J Immunol. 2011 Feb 15;186(4):1887-90.

Glatiramer acetate treatment of multiple sclerosis: an immunological perspective.
Racke MK, Lovett-Racke AE.

Department of Neurology, The Ohio State University Medical Center, Columbus, OH 43210.

Abstract
Glatiramer acetate (GA) has been used as an immunomodulatory agent for the treatment of relapsing-remitting multiple sclerosis (MS) in the United States since 1996. It is currently one of two first-line agents for use in the treatment of relapsing-remitting MS. GA was the first agent to be used in the treatment of MS that was developed using the animal model of MS called experimental autoimmune encephalomyelitis. In this commentary, we examine the development of GA as a treatment for MS and discuss its mechanism of action as suggested by recent studies using modern immunologic methods.

[DewDiligence]

Teva completes enrollment of GALA phase-3 trial for thrice-weekly Copaxone:

http://finance.yahoo.com/news/Teva-Completes-Enrollment-in-bw-1437582157.html?x=0&.v=1

This international Phase III trial in patients with relapsing-remitting multiple sclerosis (RRMS), is designed to examine the efficacy, safety and tolerability of 40mg COPAXONE administered three times a week compared to placebo. The primary endpoint of the trial is the total number of confirmed relapses during a 12-month placebo-controlled phase, which will be followed by an open-label extension phase [this is significant—see discussion below].

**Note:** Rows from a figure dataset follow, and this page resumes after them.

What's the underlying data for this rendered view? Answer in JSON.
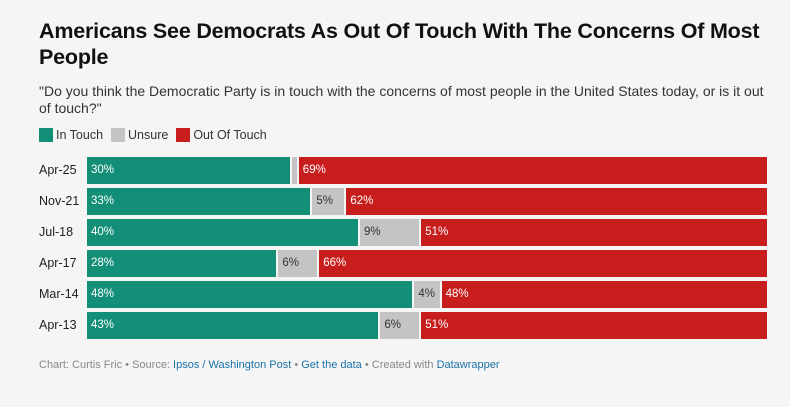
{
  "title": "Americans See Democrats As Out Of Touch With The Concerns Of Most People",
  "subtitle": "\"Do you think the Democratic Party is in touch with the concerns of most people in the United States today, or is it out of touch?\"",
  "colors": {
    "in_touch": "#148f77",
    "unsure": "#c4c4c4",
    "out_of_touch": "#c71e1d"
  },
  "footer": {
    "prefix": "Chart: Curtis Fric • Source: ",
    "source": "Ipsos / Washington Post",
    "sep1": " • ",
    "get_data": "Get the data",
    "sep2": " • Created with ",
    "tool": "Datawrapper"
  },
  "chart_data": {
    "type": "bar",
    "orientation": "horizontal-stacked",
    "title": "Americans See Democrats As Out Of Touch With The Concerns Of Most People",
    "legend_position": "top-left",
    "categories": [
      "Apr-25",
      "Nov-21",
      "Jul-18",
      "Apr-17",
      "Mar-14",
      "Apr-13"
    ],
    "series": [
      {
        "name": "In Touch",
        "values": [
          30,
          33,
          40,
          28,
          48,
          43
        ]
      },
      {
        "name": "Unsure",
        "values": [
          1,
          5,
          9,
          6,
          4,
          6
        ]
      },
      {
        "name": "Out Of Touch",
        "values": [
          69,
          62,
          51,
          66,
          48,
          51
        ]
      }
    ],
    "labels": [
      [
        "30%",
        "",
        "69%"
      ],
      [
        "33%",
        "5%",
        "62%"
      ],
      [
        "40%",
        "9%",
        "51%"
      ],
      [
        "28%",
        "6%",
        "66%"
      ],
      [
        "48%",
        "4%",
        "48%"
      ],
      [
        "43%",
        "6%",
        "51%"
      ]
    ],
    "xlim": [
      0,
      100
    ]
  }
}
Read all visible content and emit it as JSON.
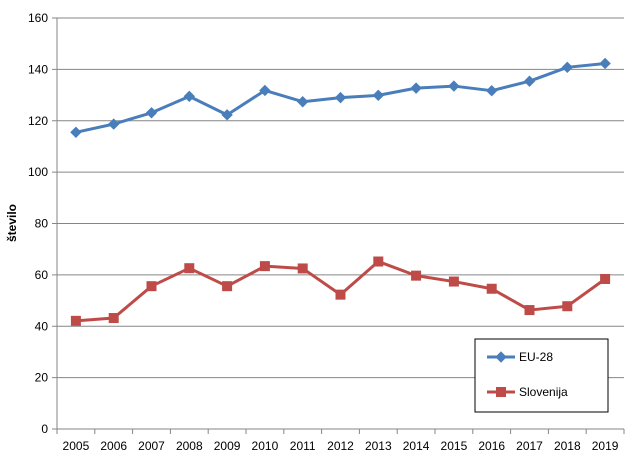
{
  "chart_data": {
    "type": "line",
    "title": "",
    "xlabel": "",
    "ylabel": "število",
    "categories": [
      "2005",
      "2006",
      "2007",
      "2008",
      "2009",
      "2010",
      "2011",
      "2012",
      "2013",
      "2014",
      "2015",
      "2016",
      "2017",
      "2018",
      "2019"
    ],
    "ylim": [
      0,
      160
    ],
    "yticks": [
      0,
      20,
      40,
      60,
      80,
      100,
      120,
      140,
      160
    ],
    "grid": "horizontal",
    "legend_position": "bottom-right",
    "series": [
      {
        "name": "EU-28",
        "color": "#4a7ebb",
        "marker": "diamond",
        "values": [
          115.5,
          118.7,
          123.1,
          129.5,
          122.3,
          131.8,
          127.4,
          129.0,
          129.9,
          132.7,
          133.5,
          131.7,
          135.4,
          140.8,
          142.3
        ]
      },
      {
        "name": "Slovenija",
        "color": "#be4b48",
        "marker": "square",
        "values": [
          42.1,
          43.2,
          55.6,
          62.6,
          55.6,
          63.4,
          62.5,
          52.3,
          65.2,
          59.7,
          57.4,
          54.6,
          46.3,
          47.8,
          58.4
        ]
      }
    ]
  }
}
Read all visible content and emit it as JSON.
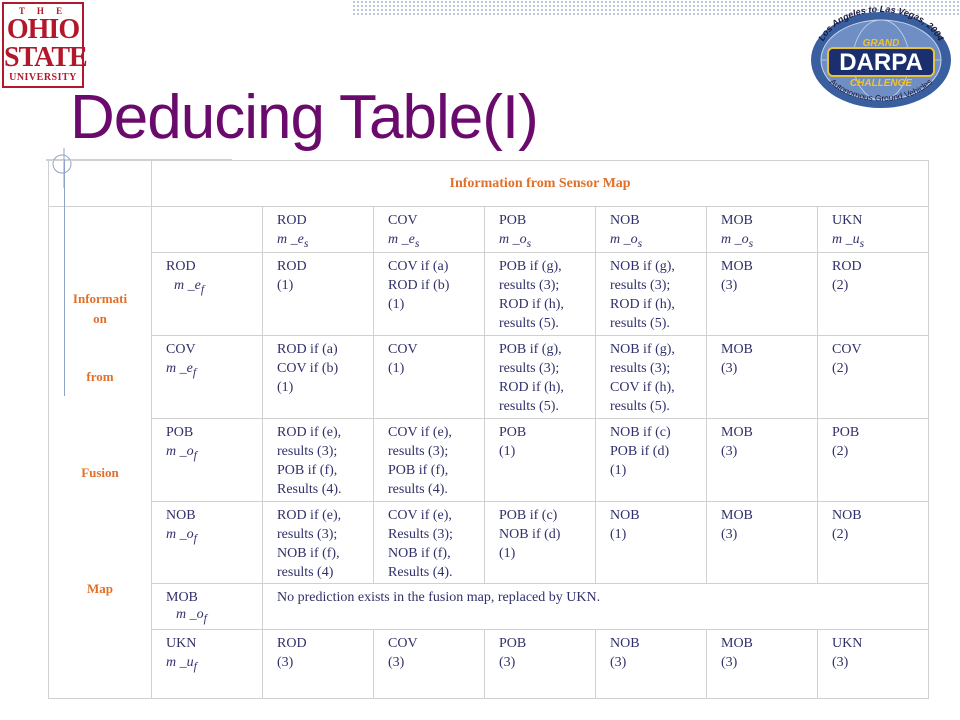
{
  "slide": {
    "title": "Deducing Table(I)",
    "logo_left": {
      "the": "T H E",
      "line1": "OHIO",
      "line2": "STATE",
      "line3": "UNIVERSITY"
    },
    "logo_right": {
      "top_arc": "Los Angeles to Las Vegas, 2004",
      "grand": "GRAND",
      "darpa": "DARPA",
      "challenge": "CHALLENGE",
      "bottom_arc": "Autonomous Ground Vehicles"
    }
  },
  "table": {
    "sensor_header": "Information from Sensor Map",
    "fusion_side": [
      "Informati",
      "on",
      "from",
      "Fusion",
      "Map"
    ],
    "columns": [
      {
        "label": "ROD",
        "symbol": "m _e",
        "sub": "s"
      },
      {
        "label": "COV",
        "symbol": "m _e",
        "sub": "s"
      },
      {
        "label": "POB",
        "symbol": "m _o",
        "sub": "s"
      },
      {
        "label": "NOB",
        "symbol": "m _o",
        "sub": "s"
      },
      {
        "label": "MOB",
        "symbol": "m _o",
        "sub": "s"
      },
      {
        "label": "UKN",
        "symbol": "m _u",
        "sub": "s"
      }
    ],
    "rows": [
      {
        "label": "ROD",
        "symbol": "m _e",
        "sub": "f",
        "cells": [
          "ROD\n(1)",
          "COV if (a)\nROD if (b)\n(1)",
          "POB if (g),\nresults (3);\nROD if (h),\nresults (5).",
          "NOB if (g),\nresults (3);\nROD if (h),\nresults (5).",
          "MOB\n(3)",
          "ROD\n(2)"
        ]
      },
      {
        "label": "COV",
        "symbol": "m _e",
        "sub": "f",
        "cells": [
          "ROD if (a)\nCOV if (b)\n(1)",
          "COV\n(1)",
          "POB if (g),\nresults (3);\nROD if (h),\nresults (5).",
          "NOB if (g),\nresults (3);\nCOV if (h),\nresults (5).",
          "MOB\n(3)",
          "COV\n(2)"
        ]
      },
      {
        "label": "POB",
        "symbol": "m _o",
        "sub": "f",
        "cells": [
          "ROD if (e),\nresults (3);\nPOB if (f),\nResults (4).",
          "COV if (e),\nresults (3);\nPOB if (f),\nresults (4).",
          "POB\n(1)",
          "NOB if (c)\nPOB if (d)\n(1)",
          "MOB\n(3)",
          "POB\n(2)"
        ]
      },
      {
        "label": "NOB",
        "symbol": "m _o",
        "sub": "f",
        "cells": [
          "ROD if (e),\nresults (3);\nNOB if (f),\nresults (4)",
          "COV if (e),\nResults (3);\nNOB if (f),\nResults (4).",
          "POB if (c)\nNOB if (d)\n(1)",
          "NOB\n(1)",
          "MOB\n(3)",
          "NOB\n(2)"
        ]
      },
      {
        "label": "UKN",
        "symbol": "m _u",
        "sub": "f",
        "cells": [
          "ROD\n(3)",
          "COV\n(3)",
          "POB\n(3)",
          "NOB\n(3)",
          "MOB\n(3)",
          "UKN\n(3)"
        ]
      }
    ],
    "mob_row": {
      "label": "MOB",
      "symbol": "m _o",
      "sub": "f",
      "text": "No prediction exists in the fusion map, replaced by UKN."
    }
  },
  "colors": {
    "title": "#6a0a6c",
    "table_text": "#30306a",
    "header_text": "#e0702a",
    "osu_red": "#b2182b"
  }
}
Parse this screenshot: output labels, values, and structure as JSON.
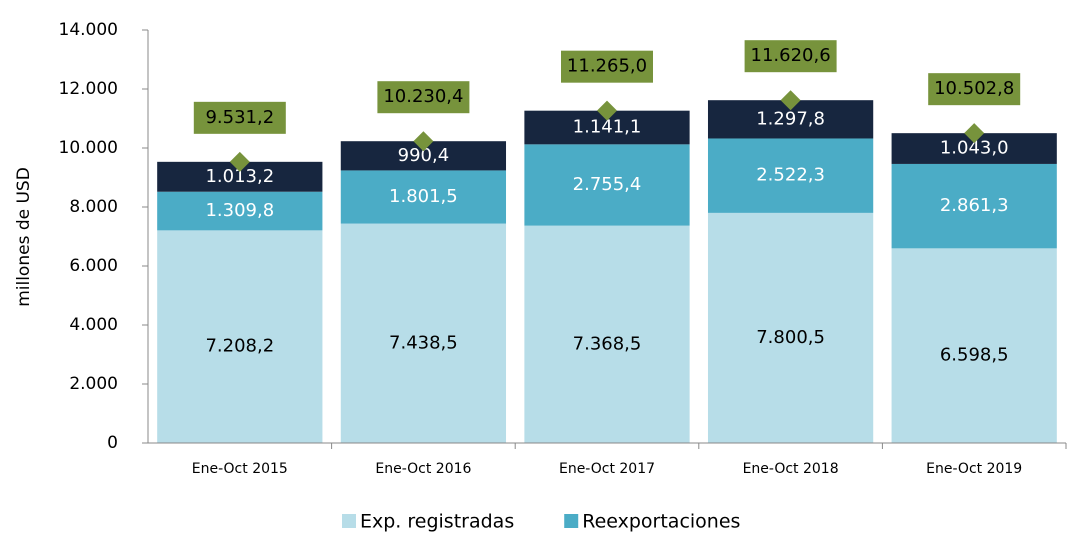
{
  "chart_data": {
    "type": "stacked_bar",
    "y_label": "millones de  USD",
    "categories": [
      "Ene-Oct 2015",
      "Ene-Oct 2016",
      "Ene-Oct 2017",
      "Ene-Oct 2018",
      "Ene-Oct 2019"
    ],
    "series": [
      {
        "name": "Exp. registradas",
        "color": "#b7dde8",
        "label_color": "#000000",
        "values": [
          7208.2,
          7438.5,
          7368.5,
          7800.5,
          6598.5
        ],
        "value_labels": [
          "7.208,2",
          "7.438,5",
          "7.368,5",
          "7.800,5",
          "6.598,5"
        ]
      },
      {
        "name": "Reexportaciones",
        "color": "#4bacc6",
        "label_color": "#ffffff",
        "values": [
          1309.8,
          1801.5,
          2755.4,
          2522.3,
          2861.3
        ],
        "value_labels": [
          "1.309,8",
          "1.801,5",
          "2.755,4",
          "2.522,3",
          "2.861,3"
        ]
      },
      {
        "color": "#17263f",
        "label_color": "#ffffff",
        "values": [
          1013.2,
          990.4,
          1141.1,
          1297.8,
          1043.0
        ],
        "value_labels": [
          "1.013,2",
          "990,4",
          "1.141,1",
          "1.297,8",
          "1.043,0"
        ]
      }
    ],
    "totals": {
      "color": "#77933c",
      "values": [
        9531.2,
        10230.4,
        11265.0,
        11620.6,
        10502.8
      ],
      "value_labels": [
        "9.531,2",
        "10.230,4",
        "11.265,0",
        "11.620,6",
        "10.502,8"
      ]
    },
    "ylim": [
      0,
      14000
    ],
    "yticks": [
      0,
      {
        "value": 2000,
        "label": "2.000"
      },
      {
        "value": 4000,
        "label": "4.000"
      },
      {
        "value": 6000,
        "label": "6.000"
      },
      {
        "value": 8000,
        "label": "8.000"
      },
      {
        "value": 10000,
        "label": "10.000"
      },
      {
        "value": 12000,
        "label": "12.000"
      },
      {
        "value": 14000,
        "label": "14.000"
      }
    ]
  }
}
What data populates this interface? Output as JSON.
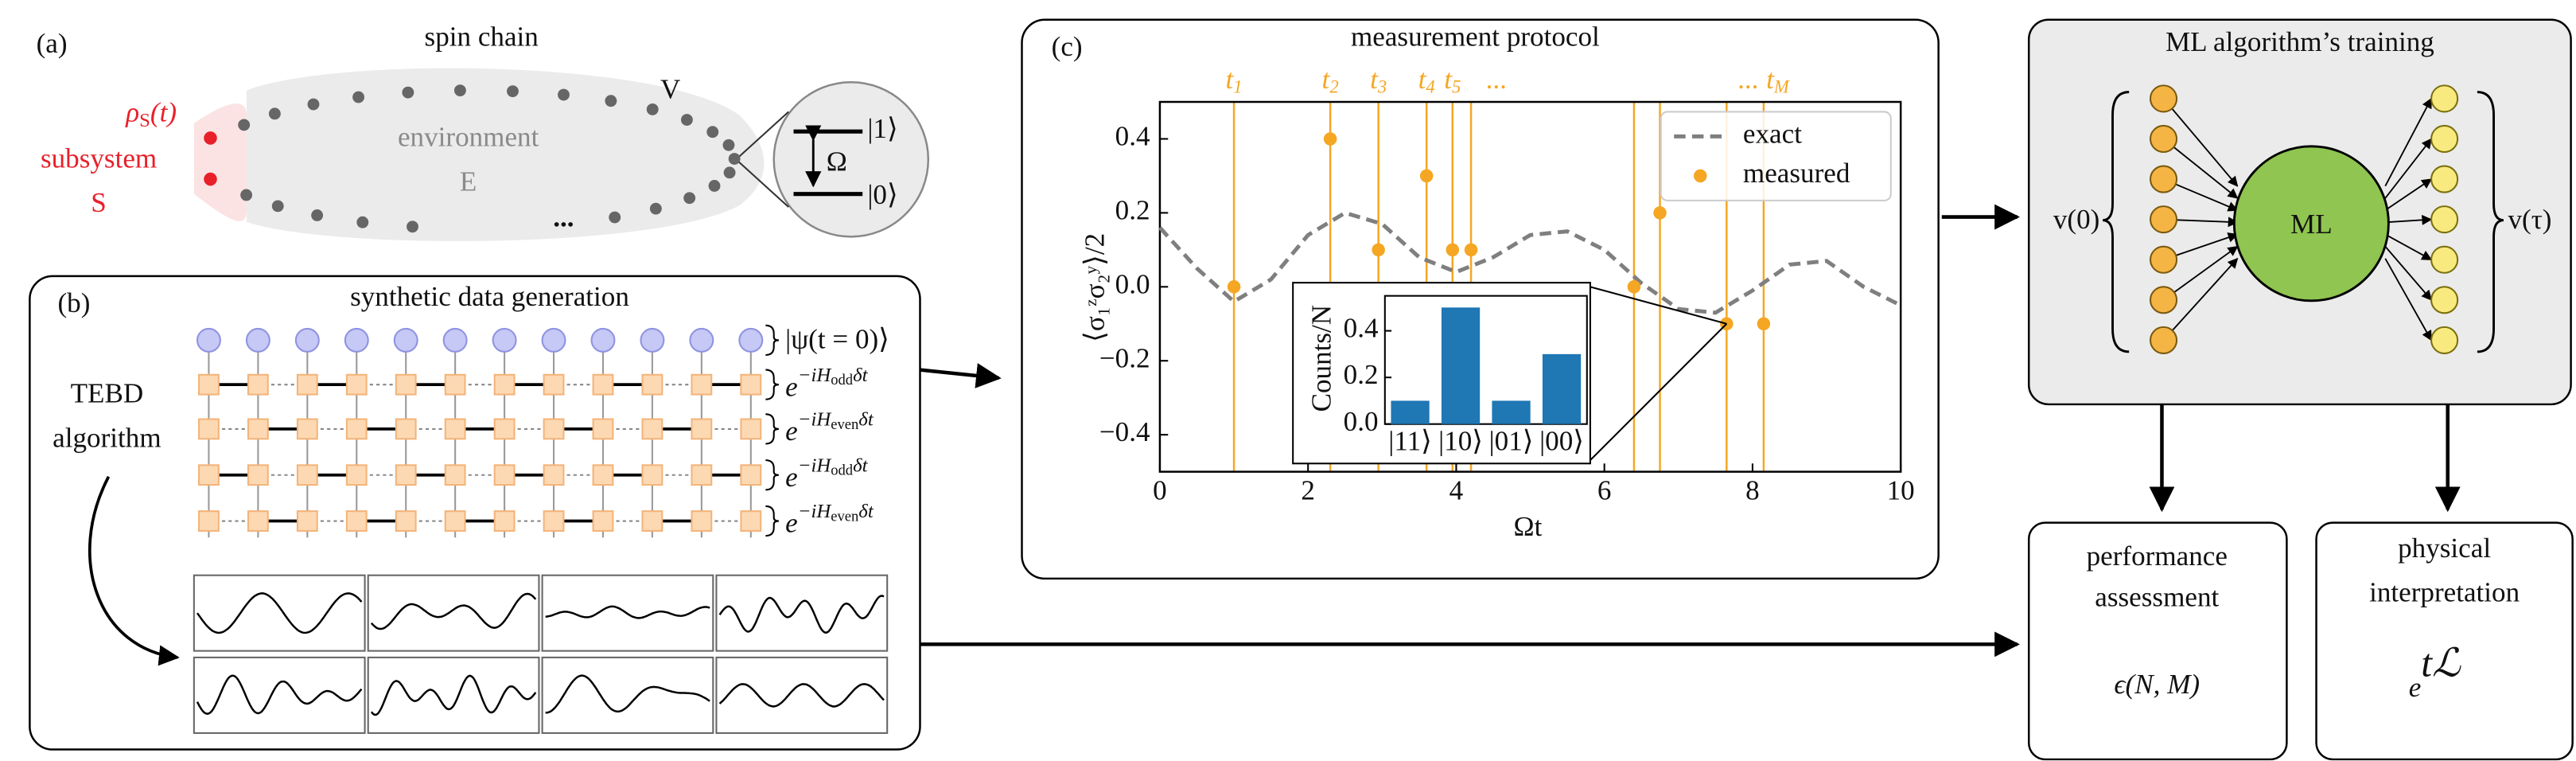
{
  "panel_a": {
    "label": "(a)",
    "title": "spin chain",
    "rho": "ρ",
    "rho_sub": "S",
    "rho_arg": "(t)",
    "subsystem": "subsystem",
    "subsystem_symbol": "S",
    "environment": "environment",
    "environment_symbol": "E",
    "coupling": "V",
    "ellipsis": "...",
    "level_1": "|1⟩",
    "level_0": "|0⟩",
    "frequency": "Ω"
  },
  "panel_b": {
    "label": "(b)",
    "title": "synthetic data generation",
    "algorithm": [
      "TEBD",
      "algorithm"
    ],
    "initial_state": "|ψ(t = 0)⟩",
    "gate_base": "e",
    "gates": [
      {
        "exp": "−iH",
        "sub": "odd",
        "tail": "δt"
      },
      {
        "exp": "−iH",
        "sub": "even",
        "tail": "δt"
      },
      {
        "exp": "−iH",
        "sub": "odd",
        "tail": "δt"
      },
      {
        "exp": "−iH",
        "sub": "even",
        "tail": "δt"
      }
    ]
  },
  "panel_c_label": "(c)",
  "chart_data": [
    {
      "type": "line",
      "title": "measurement protocol",
      "xlabel": "Ωt",
      "ylabel": "⟨σ₁ᶻσ₂ʸ⟩/2",
      "xlim": [
        0,
        10
      ],
      "ylim": [
        -0.5,
        0.5
      ],
      "xticks": [
        0,
        2,
        4,
        6,
        8,
        10
      ],
      "yticks": [
        {
          "value": -0.4,
          "label": "−0.4"
        },
        {
          "value": -0.2,
          "label": "−0.2"
        },
        {
          "value": 0,
          "label": "0.0"
        },
        0.2,
        0.4
      ],
      "legend": "upper right",
      "time_labels": [
        {
          "text": "t",
          "sub": "1"
        },
        {
          "text": "t",
          "sub": "2"
        },
        {
          "text": "t",
          "sub": "3"
        },
        {
          "text": "t",
          "sub": "4"
        },
        {
          "text": "t",
          "sub": "5"
        },
        {
          "text": "..."
        },
        {
          "text": "... t",
          "sub": "M"
        }
      ],
      "series": [
        {
          "name": "exact",
          "color": "#7f7f7f",
          "style": "dashed",
          "x": [
            0,
            0.5,
            1,
            1.5,
            2,
            2.5,
            3,
            3.5,
            4,
            4.5,
            5,
            5.5,
            6,
            6.5,
            7,
            7.5,
            8,
            8.5,
            9,
            9.5,
            10
          ],
          "values": [
            0.16,
            0.05,
            -0.04,
            0.02,
            0.14,
            0.2,
            0.17,
            0.08,
            0.04,
            0.08,
            0.14,
            0.15,
            0.1,
            0.01,
            -0.06,
            -0.07,
            -0.01,
            0.06,
            0.07,
            0.0,
            -0.05
          ]
        },
        {
          "name": "measured",
          "color": "#f5a623",
          "style": "markers",
          "x": [
            1.0,
            2.3,
            2.95,
            3.6,
            3.95,
            4.2,
            6.4,
            6.75,
            7.65,
            8.15
          ],
          "values": [
            0.0,
            0.4,
            0.1,
            0.3,
            0.1,
            0.1,
            0.0,
            0.2,
            -0.1,
            -0.1
          ]
        }
      ]
    },
    {
      "type": "bar",
      "ylabel": "Counts/N",
      "categories": [
        "|11⟩",
        "|10⟩",
        "|01⟩",
        "|00⟩"
      ],
      "values": [
        0.1,
        0.5,
        0.1,
        0.3
      ],
      "color": "#1f77b4",
      "ylim": [
        0,
        0.55
      ],
      "yticks": [
        {
          "value": 0,
          "label": "0.0"
        },
        0.2,
        0.4
      ]
    }
  ],
  "panel_d": {
    "title": "ML algorithm’s training",
    "center": "ML",
    "input": "v(0)",
    "output": "v(τ)"
  },
  "panel_e": {
    "lines": [
      "performance",
      "assessment"
    ],
    "formula": "ϵ(N, M)"
  },
  "panel_f": {
    "lines": [
      "physical",
      "interpretation"
    ],
    "base": "e",
    "exp": "tℒ"
  }
}
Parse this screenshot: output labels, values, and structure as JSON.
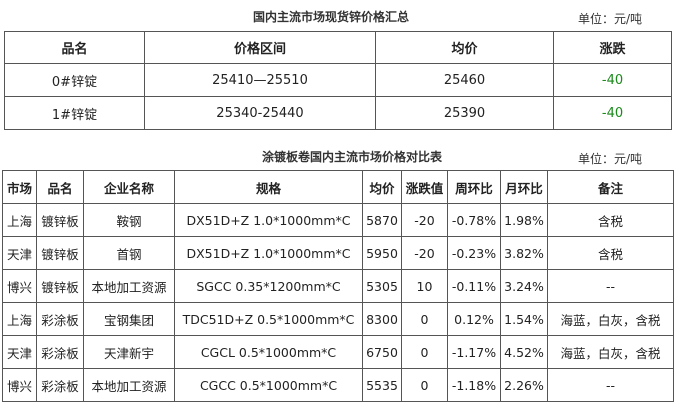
{
  "summary": {
    "title": "国内主流市场现货锌价格汇总",
    "unit": "单位：元/吨",
    "headers": [
      "品名",
      "价格区间",
      "均价",
      "涨跌"
    ],
    "rows": [
      [
        "0#锌锭",
        "25410—25510",
        "25460",
        "-40"
      ],
      [
        "1#锌锭",
        "25340-25440",
        "25390",
        "-40"
      ]
    ],
    "change_color": "#1a8a1a"
  },
  "galvanized": {
    "title": "涂镀板卷国内主流市场价格对比表",
    "unit": "单位：元/吨",
    "headers": [
      "市场",
      "品名",
      "企业名称",
      "规格",
      "均价",
      "涨跌值",
      "周环比",
      "月环比",
      "备注"
    ],
    "rows": [
      [
        "上海",
        "镀锌板",
        "鞍钢",
        "DX51D+Z 1.0*1000mm*C",
        "5870",
        "-20",
        "-0.78%",
        "1.98%",
        "含税"
      ],
      [
        "天津",
        "镀锌板",
        "首钢",
        "DX51D+Z 1.0*1000mm*C",
        "5950",
        "-20",
        "-0.23%",
        "3.82%",
        "含税"
      ],
      [
        "博兴",
        "镀锌板",
        "本地加工资源",
        "SGCC 0.35*1200mm*C",
        "5305",
        "10",
        "-0.11%",
        "3.24%",
        "--"
      ],
      [
        "上海",
        "彩涂板",
        "宝钢集团",
        "TDC51D+Z 0.5*1000mm*C",
        "8300",
        "0",
        "0.12%",
        "1.54%",
        "海蓝，白灰，含税"
      ],
      [
        "天津",
        "彩涂板",
        "天津新宇",
        "CGCL 0.5*1000mm*C",
        "6750",
        "0",
        "-1.17%",
        "4.52%",
        "海蓝，白灰，含税"
      ],
      [
        "博兴",
        "彩涂板",
        "本地加工资源",
        "CGCC 0.5*1000mm*C",
        "5535",
        "0",
        "-1.18%",
        "2.26%",
        "--"
      ]
    ]
  }
}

Patient enrollment was completed in May 2011, recruiting over 1,400 patients at 180 sites in the United States, Europe, Central Eastern Europe and Israel. Results from the trial are expected in the second quarter of 2012.

Teva is once again being disingenuous, IMO. Copaxone dosed at 40mg thrice weekly will almost certainly be efficacious, but it may not be as safe as ordinary daily Copaxone dosed at 20mg. Hence, the FDA will probably not entertain an NDA for thrice-weekly Copaxone until all of the safety data are in hand.

Although data for the primary efficacy endpoint will be available in 2012, as noted in Teva’s PR above, the open-label safety portion of the study is expected to run until May 2014 (http://clinicaltrials.gov/ct2/show/NCT01067521 ). Thus, thrice-weekly Copaxone probably won’t reach the US market until 2015 at the earliest.

Note: Teva discontinued development of daily 40mg Copaxone in 2008 when it failed to show superiority to regular Copaxone (#msg-30498483).